Young Attenborough – Isolations
YOUNG ATTENBOROUGH – ISOLATIONS
I’ve always liked Young Attenborough. Before I even knew who they were I liked the name, and then one evening at The Windmill in Brixton I realised that I already knew them all and simultaneously that they were a pretty decent band. In fact I believe I have all of their records, including a pink demo tape from 2011 with a bear pressing a cafetiere on the cover.
Isolations is their new album which as well as being released on CD is available to download for free from http://youngattenborough.bandcamp.com which I heartily recommend.
Their BandCamp describe Young Attenborough as “poppy indie punk” which is a fair description, but personally I’d add “scrappy” to the list as, like previous releases, there is certainly a slightly scrappy feeling to the record. It’s something about the mostly-in-tune indie-punk vocals, and the mostly-in-time recordings which is endearing rather than distracting.

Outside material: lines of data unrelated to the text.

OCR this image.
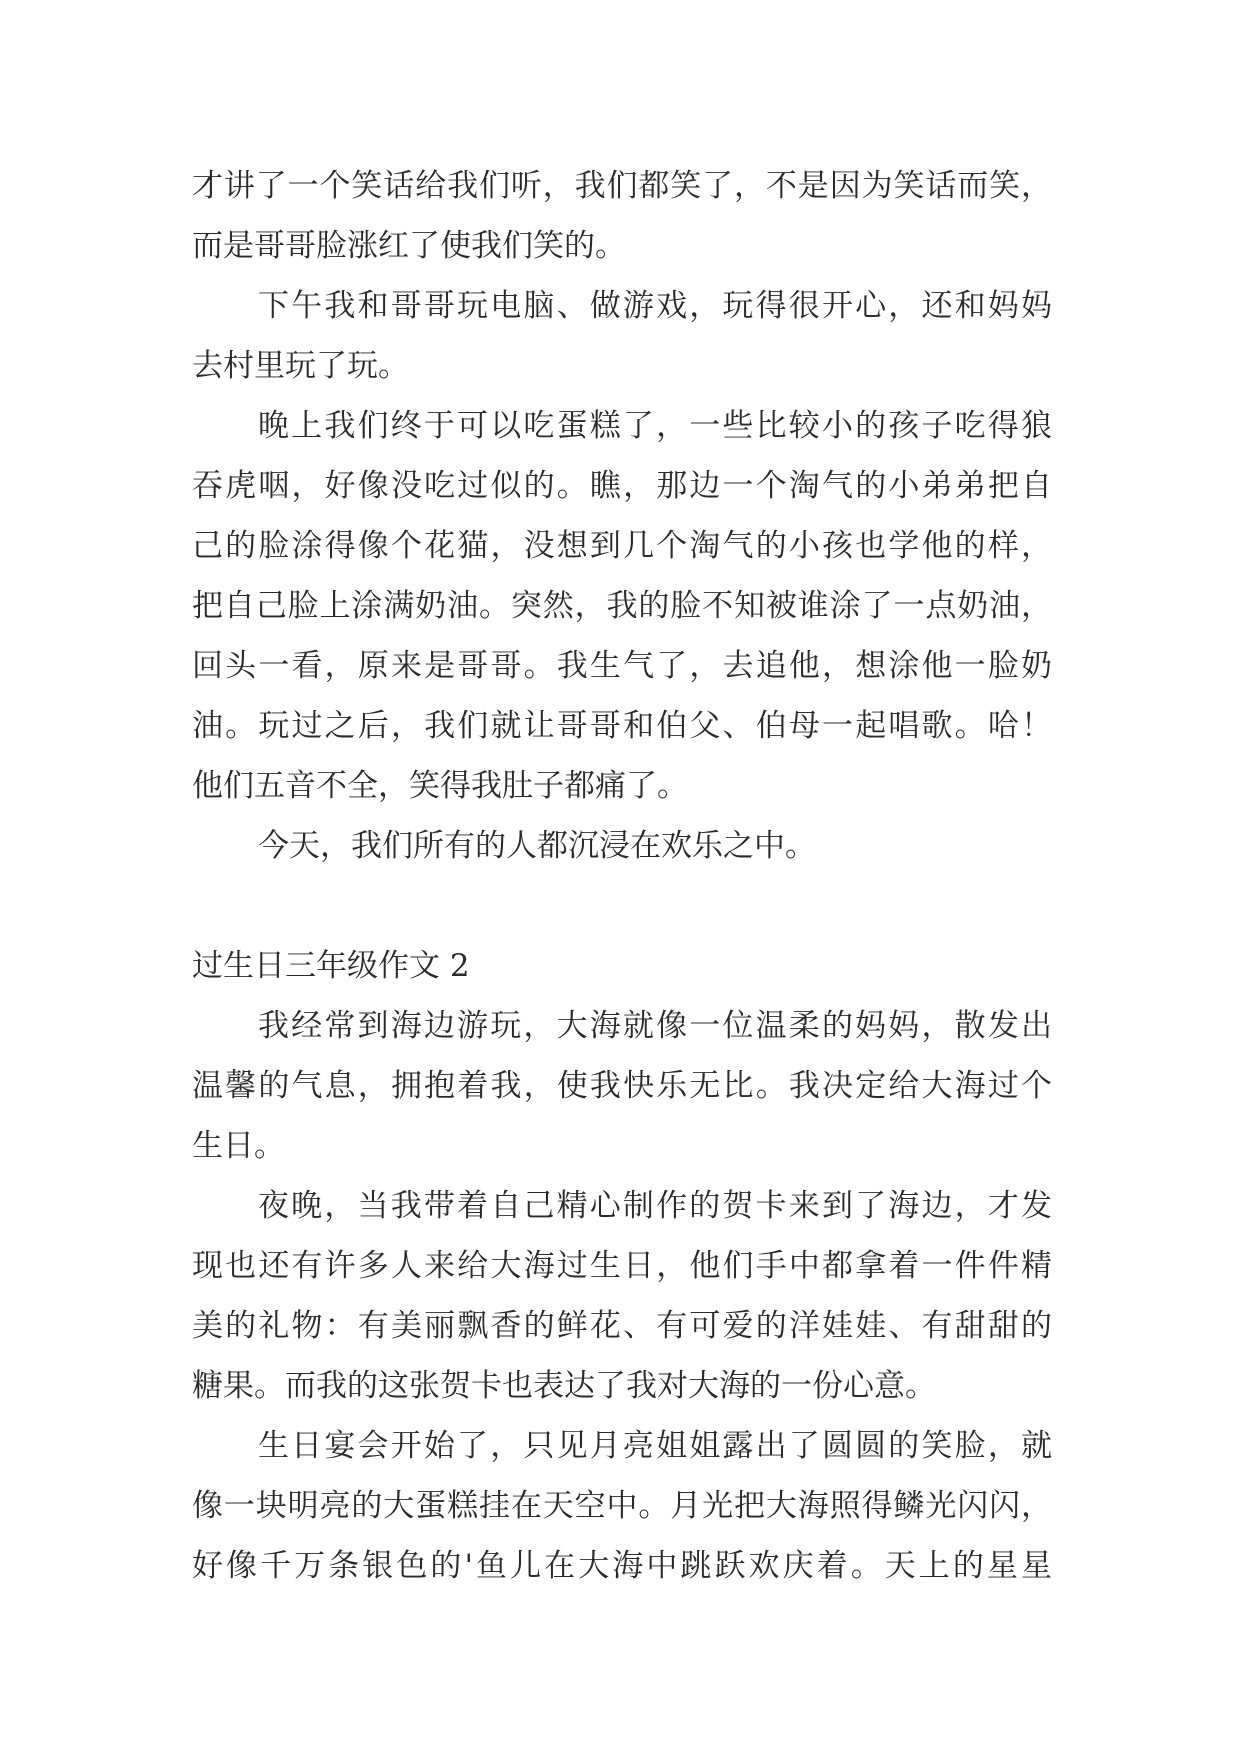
才讲了一个笑话给我们听，我们都笑了，不是因为笑话而笑，
而是哥哥脸涨红了使我们笑的。
下午我和哥哥玩电脑、做游戏，玩得很开心，还和妈妈
去村里玩了玩。
晚上我们终于可以吃蛋糕了，一些比较小的孩子吃得狼
吞虎咽，好像没吃过似的。瞧，那边一个淘气的小弟弟把自
己的脸涂得像个花猫，没想到几个淘气的小孩也学他的样，
把自己脸上涂满奶油。突然，我的脸不知被谁涂了一点奶油，
回头一看，原来是哥哥。我生气了，去追他，想涂他一脸奶
油。玩过之后，我们就让哥哥和伯父、伯母一起唱歌。哈！
他们五音不全，笑得我肚子都痛了。
今天，我们所有的人都沉浸在欢乐之中。
过生日三年级作文 2
我经常到海边游玩，大海就像一位温柔的妈妈，散发出
温馨的气息，拥抱着我，使我快乐无比。我决定给大海过个
生日。
夜晚，当我带着自己精心制作的贺卡来到了海边，才发
现也还有许多人来给大海过生日，他们手中都拿着一件件精
美的礼物：有美丽飘香的鲜花、有可爱的洋娃娃、有甜甜的
糖果。而我的这张贺卡也表达了我对大海的一份心意。
生日宴会开始了，只见月亮姐姐露出了圆圆的笑脸，就
像一块明亮的大蛋糕挂在天空中。月光把大海照得鳞光闪闪，
好像千万条银色的'鱼儿在大海中跳跃欢庆着。天上的星星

So my first impression about the album is that Murf’s guitar playing is really great, as well as a lot of cool lead and ambient twiddles, the actual riffs are generally interesting and intricate. It’s really varied through the span of the album too which keeps it exciting and refreshing. Good work.
In fact the variation on the album is it’s strongest point, there’s a lot of quiet moments, plenty of fun indie-rocking bits, and some faster thrashy bits. There’s definitely some reminiscence of older Apologies, I Have None at times in the vocals and phrasing, but the predominant vibe I get is of an indie-rocked 90’s emo band. Maybe I’m just hearing what I want to hear. The chorus of Little Bit of Unease actually sounds like Weezer, and is followed up with a cool slightly discordant instrumental section. Everything knits together really well and the album is certainly never boring.
Lyrically Isolations is peppered with introverted worries and worldly dissatisfactions, as well as 4 songs called Sadness In The Family I-IV which seems to hint that someone had a bad year. There seems to be a pervading feeling of guilt throughout which I dig. I have no lyrical complaints here at all except that thematically one song more or less blurs into another.
To conclude, the album is interesting, musically accomplished and very listenable. In fact if everyone in the UK could just steal some of those riffs and ideas I think we’d all benefit. Go and donate a couple of pounds and download it at once.
Note: I just had a look on Young Attenborough’s tumblr and discovered that they released 18 lilac cassette tapes of a single from this album, so I don’t have all of their records. The bitter little part of me hopes that they threw at least half of them off a bridge to make absolutely sure that people didn’t listen to them.